Mr. Dugan added that he would not examine how the banks used the money, but he said their actions would “be open to the court of public opinion.”
The willingness of bank managers to speak candidly about their true intentions reveals a confidence based upon an unassailable control of the US political system. It has been left to fiscally conservative budget hawks to summarize what has transpired:
Stiglitz has again exposed the corruption of the enterprise:
“It is the government’s responsibility to set the terms and conditions on this money,” said David M. Walker, the former federal comptroller general and now president of the Peter G. Peterson Foundation. “This is the people’s money. They’re giving it out with no rules.”
Unfortunately, Stiglitz is just another one of many Captain Renaults. Despite condemning the bailout before passage, he, like many other liberals, such as Paul Krugman and the Democratic leadership of Congress, supported it while saying that we should urge the next President and Congress to reform it, a position that he reiterates in this article. Perhaps, Stiglitz really believes this is possible, but, in the unlikely event any action is actually taken, the recipients of the funds will have already insulated themselves against it. In a political system greased by crony capitalists, one can be certain the corrupt will invariably prevail.
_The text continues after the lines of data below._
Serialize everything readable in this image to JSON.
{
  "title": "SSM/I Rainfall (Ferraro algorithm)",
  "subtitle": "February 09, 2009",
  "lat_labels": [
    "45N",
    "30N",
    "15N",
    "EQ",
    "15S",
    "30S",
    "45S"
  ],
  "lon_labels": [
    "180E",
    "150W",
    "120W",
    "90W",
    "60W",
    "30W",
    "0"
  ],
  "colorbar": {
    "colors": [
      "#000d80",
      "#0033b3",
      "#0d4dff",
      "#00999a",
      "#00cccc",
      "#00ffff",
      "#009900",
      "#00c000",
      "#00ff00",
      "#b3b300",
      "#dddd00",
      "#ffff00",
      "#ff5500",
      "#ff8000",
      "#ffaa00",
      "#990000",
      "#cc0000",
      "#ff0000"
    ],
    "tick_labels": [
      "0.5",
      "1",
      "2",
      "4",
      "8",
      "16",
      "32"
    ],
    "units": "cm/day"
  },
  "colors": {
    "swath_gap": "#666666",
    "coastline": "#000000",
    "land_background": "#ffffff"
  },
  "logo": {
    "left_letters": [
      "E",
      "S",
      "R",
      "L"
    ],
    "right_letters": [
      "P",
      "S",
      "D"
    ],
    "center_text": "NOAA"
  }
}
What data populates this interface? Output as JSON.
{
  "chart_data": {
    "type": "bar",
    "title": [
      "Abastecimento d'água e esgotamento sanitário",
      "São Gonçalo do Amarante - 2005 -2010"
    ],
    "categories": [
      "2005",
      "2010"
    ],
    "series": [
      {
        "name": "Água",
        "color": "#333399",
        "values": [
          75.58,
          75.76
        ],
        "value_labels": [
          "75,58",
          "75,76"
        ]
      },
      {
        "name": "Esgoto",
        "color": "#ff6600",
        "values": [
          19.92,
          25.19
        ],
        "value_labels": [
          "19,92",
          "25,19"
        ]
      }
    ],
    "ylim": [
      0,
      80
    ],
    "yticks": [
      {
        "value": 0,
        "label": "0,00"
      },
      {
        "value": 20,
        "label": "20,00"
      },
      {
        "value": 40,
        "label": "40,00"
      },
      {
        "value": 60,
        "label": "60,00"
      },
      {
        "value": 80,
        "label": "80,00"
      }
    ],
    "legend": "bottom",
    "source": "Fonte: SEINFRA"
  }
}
Britain showed at least that it still believed in some sort of system of accountability: heads of banks resigned. Nothing like this in the US. Britain understood that it made no sense to pour money into banks and have them pour out money to shareholders. The US only restricted the banks from increasing their dividends. The Treasury has sought to create a picture for the public of toughness, yet behind the scenes it is busy reassuring the banks not to worry, that it's all part of a show to keep voters and Congress placated. What is clear is that we will not have voting shares. Wall Street will have our money, but we will not have a full say in what should be done with it. A glance at the banks' recent track record of managing risk gives taxpayers every reason to be concerned.
For all the show of toughness, the details suggest the US taxpayer got a raw deal. There is no comparison with the terms that Warren Buffett secured when he provided capital to Goldman Sachs. Buffett got a warrant - the right to buy in the future at a price that was even below the depressed price at the time. Paulson got for the US a warrant to buy in the future - at whatever the prevailing price at the time. The whole point of the warrant is so we participate in some of the upside, as the economy recovers from the crisis, and as the financial system starts to work.
The Paulson plan responded to Congress's demand to have something like a warrant, but as a matter of form, not substance. Buffett got warrants equal to 100% of the value of what he put in. America's taxpayers got just 15%. Moreover, as George Soros has pointed out, in a few years time, when the economy is recovered, the banks shouldn't need to turn to the government for capital. The government should have issued convertible shares that gave the right to the government to automatically share in the gain in share price.
Whether we were cheated or not, the banks now have our money.